Bu toplantıda konuşan Demirtaş, “Bir başkanlık referandumu da gündeme gelebilir. O nedenle biz hep birlikte bu anlayışa karşı güçlü bir mücadeleyi ortak bir cephede yürütmek zorundayız” dedi.
TIKLAYIN - HDP VE DTK'DAN ORTAK ÇAĞRI: DOKUNULMAZLIĞA HAYIR DEYİN
“Darbe süreciyle karşı karşıyayız”
Demirtaş’ın konuşmasından satır başları şöyle:
“HDP ve DBP’ye dönük kapsamlı saldırının darbe sürecinin bir parçasıdır. Her aşamada attığı her adımı sadece ülkeyi ele geçirme adına adım adım getirdiği bir darbe süreciyle karşı karşıyayız. Herkes bunun farkında, herkes biliyor ki attığı her adımda sadece kendi kirli ajandasını yürüttüğü programı durdurabilecek güç olarak onun kabusu olacağız.

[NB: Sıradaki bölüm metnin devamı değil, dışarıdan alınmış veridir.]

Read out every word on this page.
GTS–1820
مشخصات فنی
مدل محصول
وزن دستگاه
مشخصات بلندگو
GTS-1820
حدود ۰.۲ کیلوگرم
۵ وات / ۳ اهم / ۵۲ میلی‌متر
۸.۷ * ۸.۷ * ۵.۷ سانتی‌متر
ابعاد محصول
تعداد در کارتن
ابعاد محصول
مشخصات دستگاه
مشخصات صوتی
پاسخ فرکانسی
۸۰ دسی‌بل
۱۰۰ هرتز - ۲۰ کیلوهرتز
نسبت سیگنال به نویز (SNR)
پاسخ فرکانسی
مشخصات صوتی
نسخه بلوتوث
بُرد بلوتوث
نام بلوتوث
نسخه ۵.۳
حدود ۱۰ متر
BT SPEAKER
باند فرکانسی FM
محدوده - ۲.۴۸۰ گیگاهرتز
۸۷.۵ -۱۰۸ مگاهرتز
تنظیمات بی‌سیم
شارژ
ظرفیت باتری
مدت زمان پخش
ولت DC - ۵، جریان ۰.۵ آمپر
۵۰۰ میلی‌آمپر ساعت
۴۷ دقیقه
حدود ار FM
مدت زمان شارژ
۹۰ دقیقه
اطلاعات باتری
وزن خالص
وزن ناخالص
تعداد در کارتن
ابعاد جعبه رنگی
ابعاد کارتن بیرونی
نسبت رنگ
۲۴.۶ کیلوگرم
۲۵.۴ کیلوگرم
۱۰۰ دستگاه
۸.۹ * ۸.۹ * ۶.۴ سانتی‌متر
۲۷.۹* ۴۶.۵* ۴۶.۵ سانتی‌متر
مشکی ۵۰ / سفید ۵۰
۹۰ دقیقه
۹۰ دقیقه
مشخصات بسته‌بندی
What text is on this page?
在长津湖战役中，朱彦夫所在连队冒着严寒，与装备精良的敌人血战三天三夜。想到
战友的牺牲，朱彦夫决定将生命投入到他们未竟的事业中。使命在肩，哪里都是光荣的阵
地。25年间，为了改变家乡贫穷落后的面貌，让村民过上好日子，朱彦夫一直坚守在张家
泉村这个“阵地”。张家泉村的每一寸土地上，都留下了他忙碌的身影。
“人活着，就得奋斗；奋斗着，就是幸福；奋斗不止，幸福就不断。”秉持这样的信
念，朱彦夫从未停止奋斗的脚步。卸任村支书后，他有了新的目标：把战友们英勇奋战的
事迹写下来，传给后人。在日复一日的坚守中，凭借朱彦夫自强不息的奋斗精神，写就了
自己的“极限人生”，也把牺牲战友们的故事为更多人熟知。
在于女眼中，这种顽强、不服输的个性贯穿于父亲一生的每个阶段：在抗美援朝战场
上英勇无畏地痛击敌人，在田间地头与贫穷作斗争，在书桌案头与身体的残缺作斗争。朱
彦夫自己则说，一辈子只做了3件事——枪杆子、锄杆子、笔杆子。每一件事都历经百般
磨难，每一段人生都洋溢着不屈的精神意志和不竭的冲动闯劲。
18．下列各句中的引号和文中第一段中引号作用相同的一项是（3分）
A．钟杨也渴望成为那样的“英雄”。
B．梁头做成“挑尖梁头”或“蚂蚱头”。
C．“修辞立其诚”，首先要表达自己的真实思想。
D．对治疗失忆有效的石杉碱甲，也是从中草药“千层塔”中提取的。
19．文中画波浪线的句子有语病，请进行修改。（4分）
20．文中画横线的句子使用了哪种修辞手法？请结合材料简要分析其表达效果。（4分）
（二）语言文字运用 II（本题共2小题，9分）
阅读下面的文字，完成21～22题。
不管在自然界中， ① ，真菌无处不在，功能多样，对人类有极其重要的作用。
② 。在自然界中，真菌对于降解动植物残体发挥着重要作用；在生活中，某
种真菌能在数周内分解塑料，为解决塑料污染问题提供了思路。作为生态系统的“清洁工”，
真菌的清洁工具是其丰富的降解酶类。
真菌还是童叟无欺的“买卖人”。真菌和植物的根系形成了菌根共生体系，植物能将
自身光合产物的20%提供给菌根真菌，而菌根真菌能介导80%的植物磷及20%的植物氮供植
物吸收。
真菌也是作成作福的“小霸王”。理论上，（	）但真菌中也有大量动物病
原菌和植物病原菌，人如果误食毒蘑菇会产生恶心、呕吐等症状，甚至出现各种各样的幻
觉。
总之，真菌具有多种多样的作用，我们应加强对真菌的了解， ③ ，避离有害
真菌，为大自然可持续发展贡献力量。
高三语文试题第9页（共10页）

“Saray’daki zat bunu çok iyi biliyor. Önündeki engeller birer birer aşıldı. Bertaraf etmeyi başardı. Şimdi bertaraf edemediği tek güç Biz’ler kaldık. Türkiye’nin aydınlık geleceğine inanan bu güçlerden bahsediyorum. Arkamızdaki bu güçlere bakarak umutlu olduğumuzu rahatlıkla söyleyebiliriz. Bu karanlık günler buradaki ortak duruş sayesinde kesinlikle aşılacaktır.
“Dokunulmazlıklar kaldırılacak”
“Dokunulmazlıklar kaldırılacak hep birlikte göreceğiz; fakat buradan bir kez daha Meclis’te bu darbeye hayır diyenlere çağrı yapıyoruz. Bu mevzu bizleri ilgilendiren kişisel bir mevzu değil.
“Mesele bizim yargılanma meselesi olsaydı, dosyalarımız tek tek getirilip, yargılamamız sağlanabilirdi. Ama AKP bu darbe sürecine iki muhalefet partisini de dahil etmeye çalışmıştır. Ana muhalefet partisi de bu tezgahı doğru okumak yerine bu değirmene su taşımayı tercih etmiştir.
“Başkanlık sistemine hayır kampanyası”
“330 ‘Evet’ oyunu bulamayabilirler, bu nedenle biz bir ‘Hayır’ kampanyası başlatıyoruz. Bugünkü deklarasyon başkanlık sistemine hayır kampanyasıdır.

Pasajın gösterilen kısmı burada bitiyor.